Dans ce cadre d’expansion de son influence, la Chine a elle aussi lancé son propre projet de “nouvelle Route de la soie », mais celui-ci ne se limite pas à un pipeline … Le projet couvre l’ensemble de l’Asie centrale et du Moyen-Orient d’un maillage étroit, dense, composé d’infrastructures multiples - chemins de fer, routes, ponts, ports, etc. - pour des investissements dépassant les 40 milliards de dollars. Une somme colossale qui va être investie progressivement par Pékin qui entend étendre son influence au Moyen-Orient. Or, sur le trajet de la Route de la Soie, l’Afghanistan figure comme un excellent corridor commercial et énergétique. Ainsi comprend-on mieux le rôle essentiel joué désormais par Pékin dans les négociations officieuses engagées entre l’Etat afghan, les Talibans et le Pakistan. La stabilité des Etats qui se trouvent sur le trajet de la « nouvelle Route de la Soie » chinoise est prioritaire pour Pékin, un souci de stabilité étatique que la Chine partage d’ailleurs avec la Russie, mais pas forcément avec les Etats-Unis, toujours adeptes du Regime Change qui a fait la preuve de sa remarquable efficacité au Moyen-Orient … A moins que Donald Trump n’accède à la Présidence et ne substitue à cet activisme politique dangereux une posture plus prudente, soucieuse de stabilité et de “principes” pragmatiques plus que d’une expansion périlleuse et aléatoire des “valeurs” américaines.

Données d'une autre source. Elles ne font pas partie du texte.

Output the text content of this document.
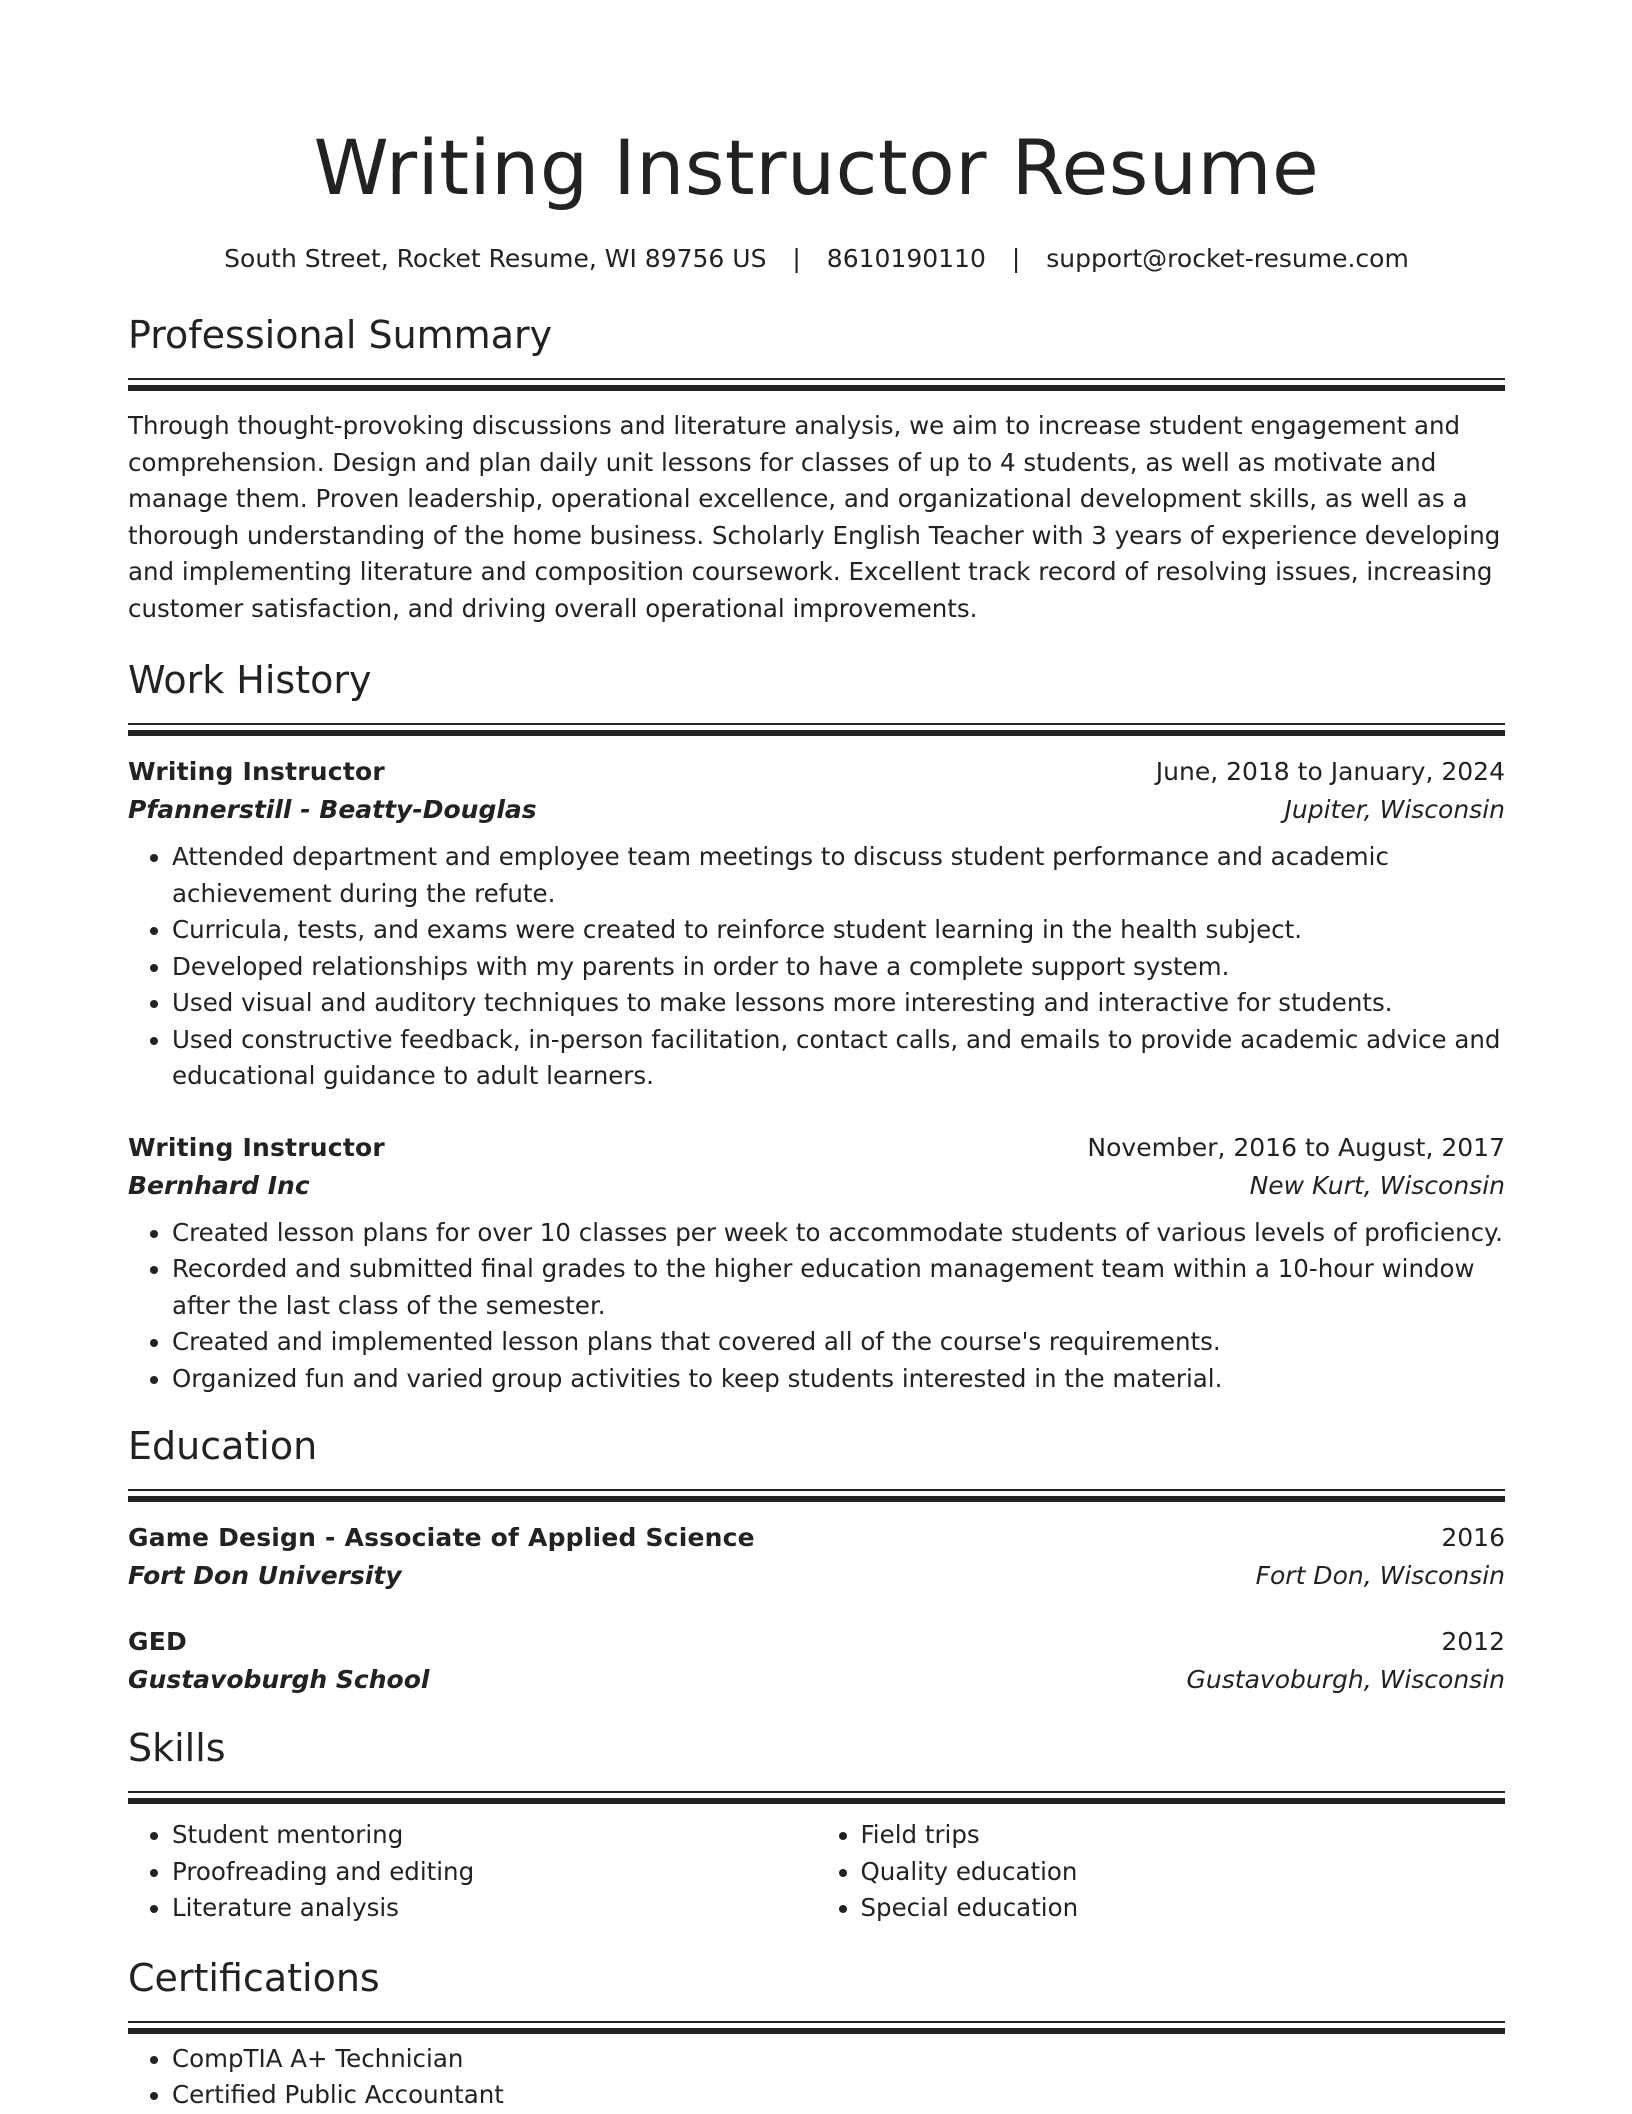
Writing Instructor Resume
South Street, Rocket Resume, WI 89756 US | 8610190110 | support@rocket-resume.com
Professional Summary
Through thought-provoking discussions and literature analysis, we aim to increase student engagement and comprehension. Design and plan daily unit lessons for classes of up to 4 students, as well as motivate and manage them. Proven leadership, operational excellence, and organizational development skills, as well as a thorough understanding of the home business. Scholarly English Teacher with 3 years of experience developing and implementing literature and composition coursework. Excellent track record of resolving issues, increasing customer satisfaction, and driving overall operational improvements.
Work History
Writing Instructor	June, 2018 to January, 2024
Pfannerstill - Beatty-Douglas	Jupiter, Wisconsin
• Attended department and employee team meetings to discuss student performance and academic achievement during the refute.
• Curricula, tests, and exams were created to reinforce student learning in the health subject.
• Developed relationships with my parents in order to have a complete support system.
• Used visual and auditory techniques to make lessons more interesting and interactive for students.
• Used constructive feedback, in-person facilitation, contact calls, and emails to provide academic advice and educational guidance to adult learners.
Writing Instructor	November, 2016 to August, 2017
Bernhard Inc	New Kurt, Wisconsin
• Created lesson plans for over 10 classes per week to accommodate students of various levels of proficiency.
• Recorded and submitted final grades to the higher education management team within a 10-hour window after the last class of the semester.
• Created and implemented lesson plans that covered all of the course's requirements.
• Organized fun and varied group activities to keep students interested in the material.
Education
Game Design - Associate of Applied Science	2016
Fort Don University	Fort Don, Wisconsin
GED	2012
Gustavoburgh School	Gustavoburgh, Wisconsin
Skills
• Student mentoring
• Proofreading and editing
• Literature analysis
• Field trips
• Quality education
• Special education
Certifications
• CompTIA A+ Technician
• Certified Public Accountant
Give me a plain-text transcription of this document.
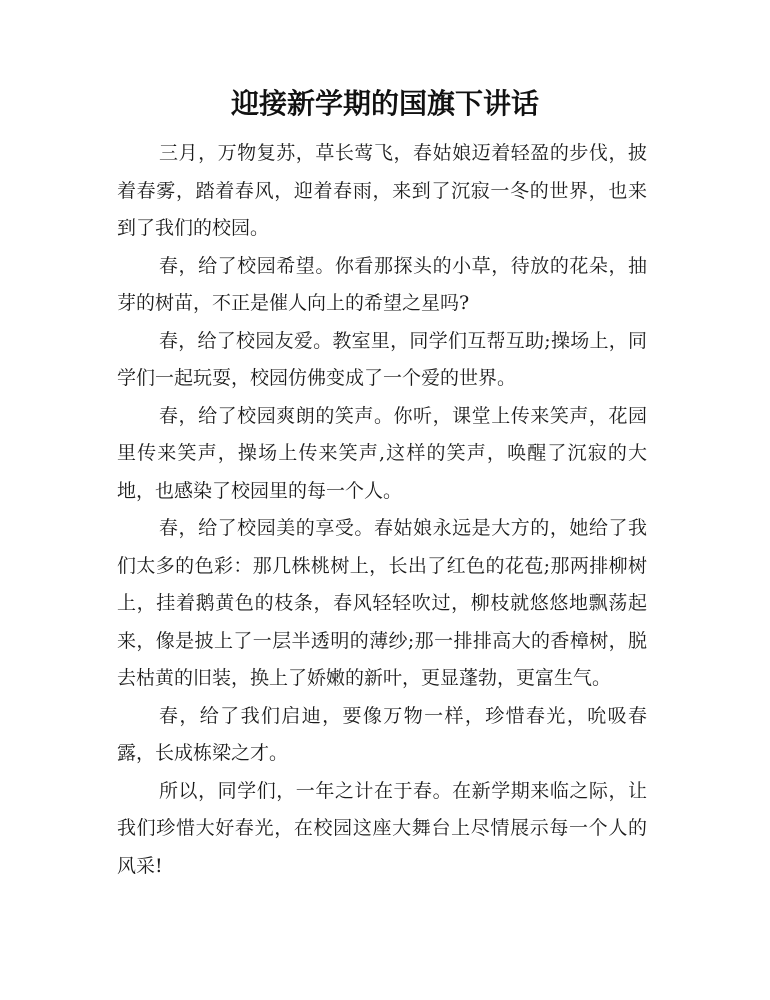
迎接新学期的国旗下讲话

三月，万物复苏，草长莺飞，春姑娘迈着轻盈的步伐，披着春雾，踏着春风，迎着春雨，来到了沉寂一冬的世界，也来到了我们的校园。

春，给了校园希望。你看那探头的小草，待放的花朵，抽芽的树苗，不正是催人向上的希望之星吗?

春，给了校园友爱。教室里，同学们互帮互助;操场上，同学们一起玩耍，校园仿佛变成了一个爱的世界。

春，给了校园爽朗的笑声。你听，课堂上传来笑声，花园里传来笑声，操场上传来笑声,这样的笑声，唤醒了沉寂的大地，也感染了校园里的每一个人。

春，给了校园美的享受。春姑娘永远是大方的，她给了我们太多的色彩：那几株桃树上，长出了红色的花苞;那两排柳树上，挂着鹅黄色的枝条，春风轻轻吹过，柳枝就悠悠地飘荡起来，像是披上了一层半透明的薄纱;那一排排高大的香樟树，脱去枯黄的旧装，换上了娇嫩的新叶，更显蓬勃，更富生气。

春，给了我们启迪，要像万物一样，珍惜春光，吮吸春露，长成栋梁之才。

所以，同学们，一年之计在于春。在新学期来临之际，让我们珍惜大好春光，在校园这座大舞台上尽情展示每一个人的风采!
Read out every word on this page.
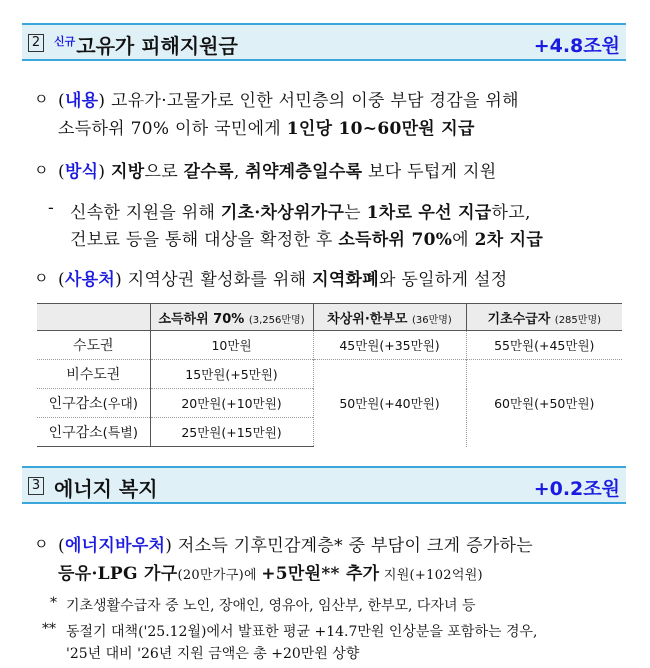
2	$^{신규}$고유가 피해지원금	+4.8조원
ㅇ (내용) 고유가·고물가로 인한 서민층의 이중 부담 경감을 위해
소득하위 70% 이하 국민에게 1인당 10~60만원 지급
ㅇ (방식) 지방으로 갈수록, 취약계층일수록 보다 두텁게 지원
- 신속한 지원을 위해 기초·차상위가구는 1차로 우선 지급하고,
건보료 등을 통해 대상을 확정한 후 소득하위 70%에 2차 지급
ㅇ (사용처) 지역상권 활성화를 위해 지역화폐와 동일하게 설정
	소득하위 70% (3,256만명)	차상위·한부모 (36만명)	기초수급자 (285만명)
수도권	10만원	45만원(+35만원)	55만원(+45만원)
비수도권	15만원(+5만원)	50만원(+40만원)	60만원(+50만원)
인구감소(우대)	20만원(+10만원)		
인구감소(특별)	25만원(+15만원)		
3 에너지 복지	+0.2조원
ㅇ (에너지바우처) 저소득 기후민감계층* 중 부담이 크게 증가하는
등유·LPG 가구(20만가구)에 +5만원** 추가 지원(+102억원)
* 기초생활수급자 중 노인, 장애인, 영유아, 임산부, 한부모, 다자녀 등
** 동절기 대책('25.12월)에서 발표한 평균 +14.7만원 인상분을 포함하는 경우,
'25년 대비 '26년 지원 금액은 총 +20만원 상향
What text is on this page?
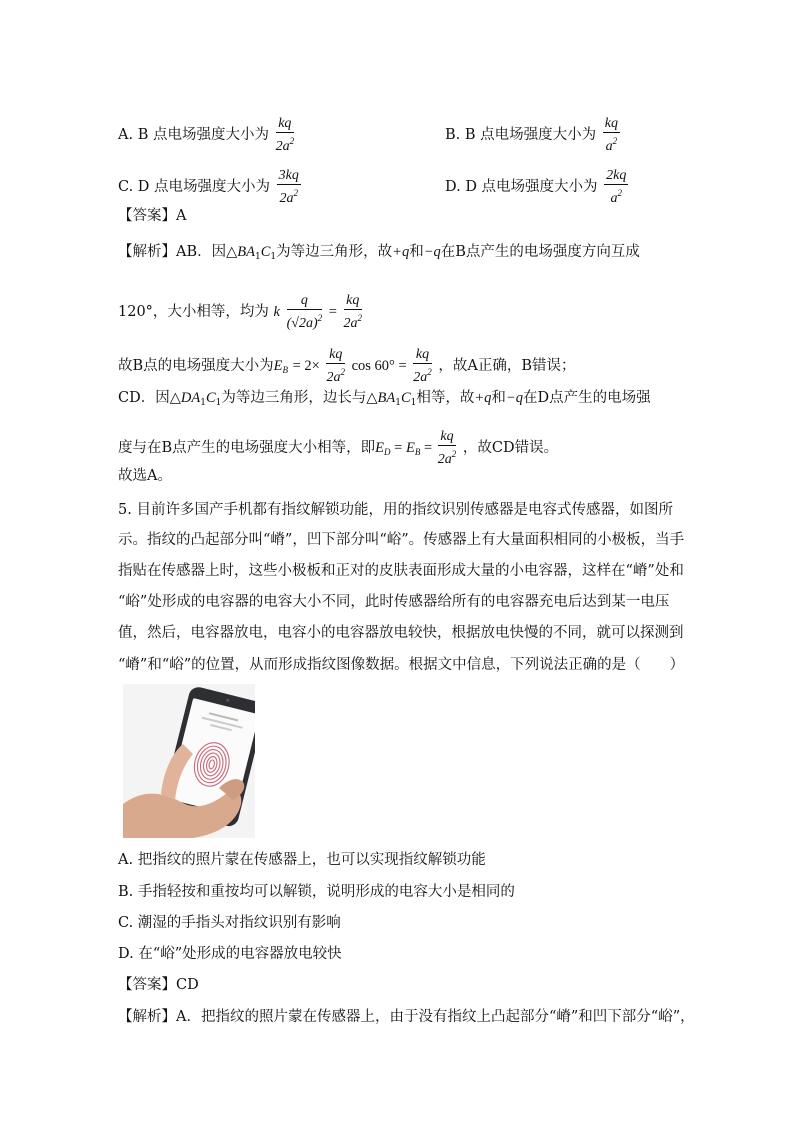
A. B 点电场强度大小为 $\frac{kq}{2a^2}$	B. B 点电场强度大小为 $\frac{kq}{a^2}$
C. D 点电场强度大小为 $\frac{3kq}{2a^2}$	D. D 点电场强度大小为 $\frac{2kq}{a^2}$
【答案】A
【解析】AB．因$\triangle BA_1C_1$为等边三角形，故+q和−q在B点产生的电场强度方向互成
120°，大小相等，均为 k $\frac{q}{(√2a)^2} = \frac{kq}{2a^2}$
故B点的电场强度大小为$E_B = 2\times \frac{kq}{2a^2}$ $\cos 60^\circ = \frac{kq}{2a^2}$ ，故A正确，B错误；
CD．因$\triangle DA_1C_1$为等边三角形，边长与$\triangle BA_1C_1$相等，故+q和−q在D点产生的电场强
度与在B点产生的电场强度大小相等，即$E_D = E_B = \frac{kq}{2a^2}$ ，故CD错误。
故选A。
5. 目前许多国产手机都有指纹解锁功能，用的指纹识别传感器是电容式传感器，如图所
示。指纹的凸起部分叫“嵴”，凹下部分叫“峪”。传感器上有大量面积相同的小极板，当手
指贴在传感器上时，这些小极板和正对的皮肤表面形成大量的小电容器，这样在“嵴”处和
“峪”处形成的电容器的电容大小不同，此时传感器给所有的电容器充电后达到某一电压
值，然后，电容器放电，电容小的电容器放电较快，根据放电快慢的不同，就可以探测到
“嵴”和“峪”的位置，从而形成指纹图像数据。根据文中信息，下列说法正确的是（　　）
A. 把指纹的照片蒙在传感器上，也可以实现指纹解锁功能
B. 手指轻按和重按均可以解锁，说明形成的电容大小是相同的
C. 潮湿的手指头对指纹识别有影响
D. 在“峪”处形成的电容器放电较快
【答案】CD
【解析】A．把指纹的照片蒙在传感器上，由于没有指纹上凸起部分“嵴”和凹下部分“峪”，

Entre les Etats-Unis et la Chine, la bataille commerciale et énergétique pour le Moyen-Orient et l’Asie est clairement engagée. La Russie observe ce nouveau Grand jeu et y cherche sa place, en convergence idéologique probable avec Pékin contre tout ce qui peut affaiblir l’impérialisme américain. En même temps, à long terme, Moscou mesure parfaitement le danger que fait peser sur son Extrême-Orient et son « étranger proche » d’Asie centrale le poids d’une Chine conquérante. La prudence est donc de mise au Kremlin qui se rapproche lui aussi de l’Etat afghan, le fournissant allègrement en armements modernes. Ainsi, tandis que l’avenir de l’Afghanistan est scruté de près par des acteurs internationaux de poids, les Européens, eux, semblent l’avoir oublié, le nez sur le guidon de la crise migratoire et manifestement dépourvus de vision et/ou d’ambition politique commune sur cet échiquier pourtant stratégique à moyen et long terme. Ils paraissent aussi plus que jamais enkystés dans une incapacité à concevoir l’urgence impérative pour eux d’un rapprochement politique et stratégique global avec Moscou. L’Europe ne veut pas comprendre qu’elle est en train de disparaître stratégiquement du monde, comme aspirée par le nouvel affrontement prioritaire qui pousse la Chine et l’Amérique l’une contre l’autre.